# Broken Time Machine Theme



## shawnodese (Aug 23, 2009)

A group of friends of mine are having a halloween bash and calling it "Broken Time Machine". We are looking for ideas for decorations for the tables and around the room (in a rented space with a bar). Any ideas you can suggest?


----------



## pandora (Jul 15, 2004)

Wow that's a lot to work with. If you choose pieces from different eras, you could really go wild, especially at yard sales...Old West, different war eras, the 1920's, caveman, geez you could do anything....plus I would use lots of clock faces in your decor....I'm interested to see what everyone comes up with...


----------



## NOWHINING (Jul 25, 2009)

I say use everything and anything, has long its not cutesy for your Halloween's Broken Time machine. What do you have? Put it to good use. I see endless ideas and none to type down...


----------



## shawnodese (Aug 23, 2009)

pandora said:


> Wow that's a lot to work with. If you choose pieces from different eras, you could really go wild, especially at yard sales...Old West, different war eras, the 1920's, caveman, geez you could do anything....plus I would use lots of clock faces in your decor....I'm interested to see what everyone comes up with...


I started picking up odds and ends at thrift stores. broken spiral photo frames, assorted wood shapes, bags of scrap materials (fabric, crafts) Some really odd bags full of old toys and parts of games... I even found a small grain feeder top in hunter green that could be the beginning of something wonderful (I hope!)...


----------



## shawnodese (Aug 23, 2009)

NOWHINING said:


> I say use everything and anything, has long its not cutesy for your Halloween's Broken Time machine. What do you have? Put it to good use. I see endless ideas and none to type down...


We have a bunch of folks into Steam Punk and they are really crafty... I hope to meet with them soon and show them some of the stuff I am collecting. I figure I have stuff and a dremel... I can create something!! LOL


----------



## Addicted2Boo (Jul 19, 2009)

I would make each table a different era. Maybe 70s with a lava lamp and tie die tablecloth, 80s with neon and a big rubiks cube or something, 90s flannel tablecloth to tie into grunge. I really like the idea of the clocks and you could use digital ones and not set the time so it keeps blinking. Also some regular wall clocks or bedside clocks that maybe the glass is broken and some springs are coming out, maybe burned and melted. Even for the older time periods you could find the sand timers. Lots of ways to do it, but I think the broken "stopped" clocks are a neat way to incorporate the theme.


----------



## mysterymaiden (Aug 11, 2008)

Definitely heavy on the clocks, and if you get them from garage sales you can break them - shatter the glass, bend the hands... I wonder if you can get a spinning clock somewhere.

You could also use calendars - create some online or at a print shop with the different eras (it could be fun pulling these together from ebay or kijiji as well) and put a different calendar in each area to explain the era without having to verbally explain it or put up a sign or anything like that.


----------



## shawnodese (Aug 23, 2009)

LOVE the Calendar idea!! I will recommend that to the group.
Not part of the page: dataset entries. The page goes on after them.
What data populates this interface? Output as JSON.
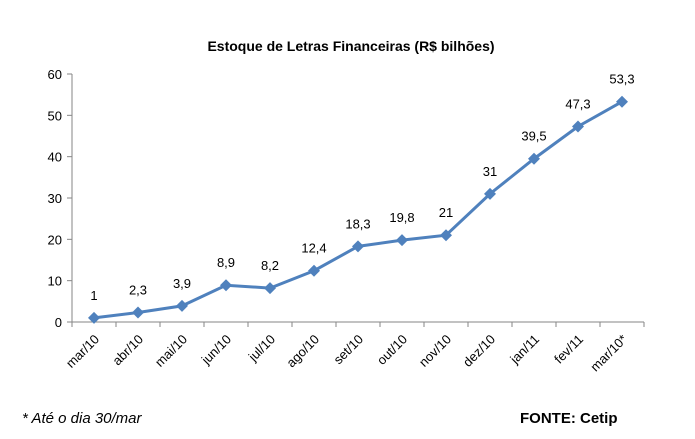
{
  "chart_data": {
    "type": "line",
    "title": "Estoque de Letras Financeiras (R$ bilhões)",
    "categories": [
      "mar/10",
      "abr/10",
      "mai/10",
      "jun/10",
      "jul/10",
      "ago/10",
      "set/10",
      "out/10",
      "nov/10",
      "dez/10",
      "jan/11",
      "fev/11",
      "mar/10*"
    ],
    "values": [
      1,
      2.3,
      3.9,
      8.9,
      8.2,
      12.4,
      18.3,
      19.8,
      21,
      31,
      39.5,
      47.3,
      53.3
    ],
    "data_labels": [
      "1",
      "2,3",
      "3,9",
      "8,9",
      "8,2",
      "12,4",
      "18,3",
      "19,8",
      "21",
      "31",
      "39,5",
      "47,3",
      "53,3"
    ],
    "yticks": [
      "0",
      "10",
      "20",
      "30",
      "40",
      "50",
      "60"
    ],
    "ylim": [
      0,
      60
    ],
    "xlabel": "",
    "ylabel": "",
    "grid": false,
    "legend": "none",
    "marker": "diamond",
    "color": "#4F81BD"
  },
  "footer": {
    "note": "* Até o dia 30/mar",
    "source": "FONTE: Cetip"
  }
}
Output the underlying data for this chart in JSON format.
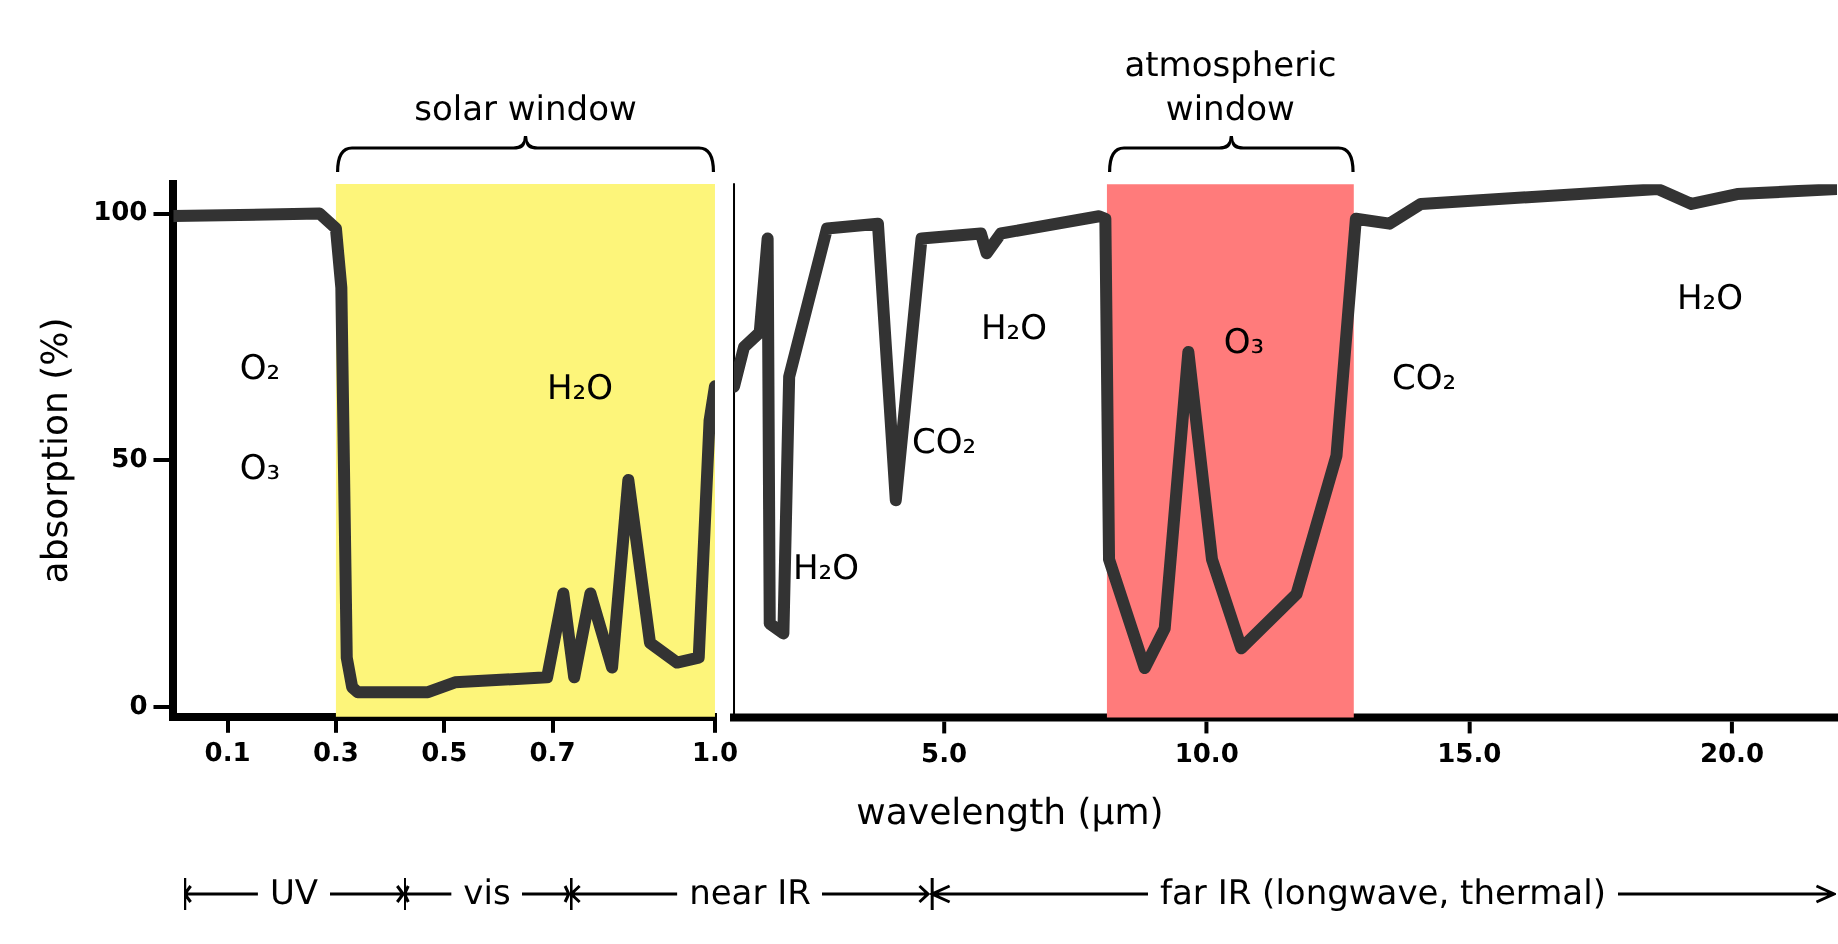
{
  "chart_data": [
    {
      "type": "line",
      "ylabel": "absorption (%)",
      "x": [
        0,
        0.27,
        0.3,
        0.31,
        0.32,
        0.33,
        0.34,
        0.47,
        0.52,
        0.69,
        0.72,
        0.74,
        0.77,
        0.81,
        0.84,
        0.88,
        0.93,
        0.97,
        0.99,
        1.0
      ],
      "series": [
        {
          "color": "#333333",
          "values": [
            99.5,
            100,
            97,
            85,
            10,
            4,
            3,
            3,
            5,
            6,
            23,
            6,
            23,
            8,
            46,
            13,
            9,
            10,
            58,
            65
          ]
        }
      ],
      "xlim": [
        0,
        1
      ],
      "xticks": [
        0.1,
        0.3,
        0.5,
        0.7,
        {
          "value": 1,
          "label": "1.0"
        }
      ],
      "ylim": [
        -2,
        106
      ],
      "yticks": [
        0,
        50,
        100
      ],
      "bands": [
        {
          "axis": "x",
          "from": 0.3,
          "to": 1.0,
          "label": "solar window",
          "color": "#fdf57a"
        }
      ],
      "annotations": [
        "O₂",
        "O₃",
        "H₂O"
      ],
      "grid": false,
      "legend": false,
      "marker": "none",
      "line_style": "solid"
    },
    {
      "type": "line",
      "xlabel": "wavelength (μm)",
      "x": [
        1.0,
        1.19,
        1.49,
        1.64,
        1.68,
        1.94,
        2.05,
        2.77,
        3.74,
        4.08,
        4.57,
        5.7,
        5.81,
        6.08,
        7.95,
        8.07,
        8.14,
        8.82,
        9.2,
        9.65,
        10.1,
        10.66,
        11.71,
        12.47,
        12.84,
        13.48,
        14.08,
        18.59,
        19.23,
        20.1,
        22
      ],
      "series": [
        {
          "color": "#333333",
          "values": [
            65,
            73,
            76,
            95,
            17,
            15,
            67,
            97,
            98,
            42,
            95,
            96,
            92,
            96,
            99.5,
            99,
            30,
            8,
            16,
            72,
            30,
            12,
            23,
            51,
            99,
            98,
            102,
            105,
            102,
            104,
            105
          ]
        }
      ],
      "xlim": [
        1,
        22
      ],
      "xticks": [
        {
          "value": 5,
          "label": "5.0"
        },
        {
          "value": 10,
          "label": "10.0"
        },
        {
          "value": 15,
          "label": "15.0"
        },
        {
          "value": 20,
          "label": "20.0"
        }
      ],
      "ylim": [
        -2,
        106
      ],
      "tick_labels": "x",
      "bands": [
        {
          "axis": "x",
          "from": 8.1,
          "to": 12.8,
          "label": "atmospheric window",
          "color": "#ff7b7b"
        }
      ],
      "annotations": [
        "H₂O",
        "CO₂",
        "H₂O",
        "O₃",
        "CO₂",
        "H₂O",
        "UV",
        "vis",
        "near IR",
        "far IR (longwave, thermal)"
      ],
      "grid": false,
      "legend": false,
      "marker": "none",
      "line_style": "solid"
    }
  ]
}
I know someone is working on collecting old clocks to use pieces on each table. We talked about doing different era's but the calendar idea would really help pull that idea together! I can already see one member getting out his pin-up calendars! LOL


----------



## shawnodese (Aug 23, 2009)

Ohhh... I like the blinking digital clock idea! that is cool... and the whole "time has stopped" idea. Okay the juices are starting to flow. We are going to check out some movies and shows like twilight zone and back to the future for ideas too. Thoughts on any movies or shows we should check out???


----------



## pandora (Jul 15, 2004)

Just for the sheer fun of it - rent Time Bandits - really old....but hilarious.....


----------



## shawnodese (Aug 23, 2009)

pandora said:


> Just for the sheer fun of it - rent Time Bandits - really old....but hilarious.....



I have heard of Time Bandits but never seen it... we will have to rent that one for sure! I'm thinking the group should do a movie marathon on these types of movies...


----------



## Mandathewitch (May 19, 2009)

for a really great laugh, don't forget Bill and Ted's Excellent Adventure.... might give you some ideas... lol.


----------



## pandora (Jul 15, 2004)

List of someone's top ten time travel: http://www.toptenz.net/top-ten-time-travel-movies.php

I can't believe I forgot about Back to the Future.....LOL! But our other 2 suggestions are on there, so we get credit for that...LOL


----------



## Elza (Jun 21, 2004)

Don't forget to have a sun dial in your older theme areas and how about a clock by the broken time machine that is spinning backward?

Sounds like a fun theme. Please post pictures when you have it together!


----------



## Halloween Princess (Sep 23, 2008)

This is a fun theme. Kind of a twist on the decades theme I plan to do some day. I would do as someone else suggested, classic pieces from different eras. Lava lamps would be great


----------



## JustWhisper (Nov 16, 2008)

Dinosaurs, old clay pots, egyptian and roman decor, victorian, western/native american, nazi, greek, biblical (noah, adam and eve, moses, etc) so many historical periods/events to chose from. Plus those already mentioned. What a great theme idea.


----------



## daryl_the_disturbed (Jul 18, 2010)

How about an open coffin with a cowboy vampire inside?


----------



## 2beagles (Oct 25, 2003)

Awesome ideas! I'm doing a similar theme this year and love all the ideas. Now if only you creative folks could help me with the menu...


----------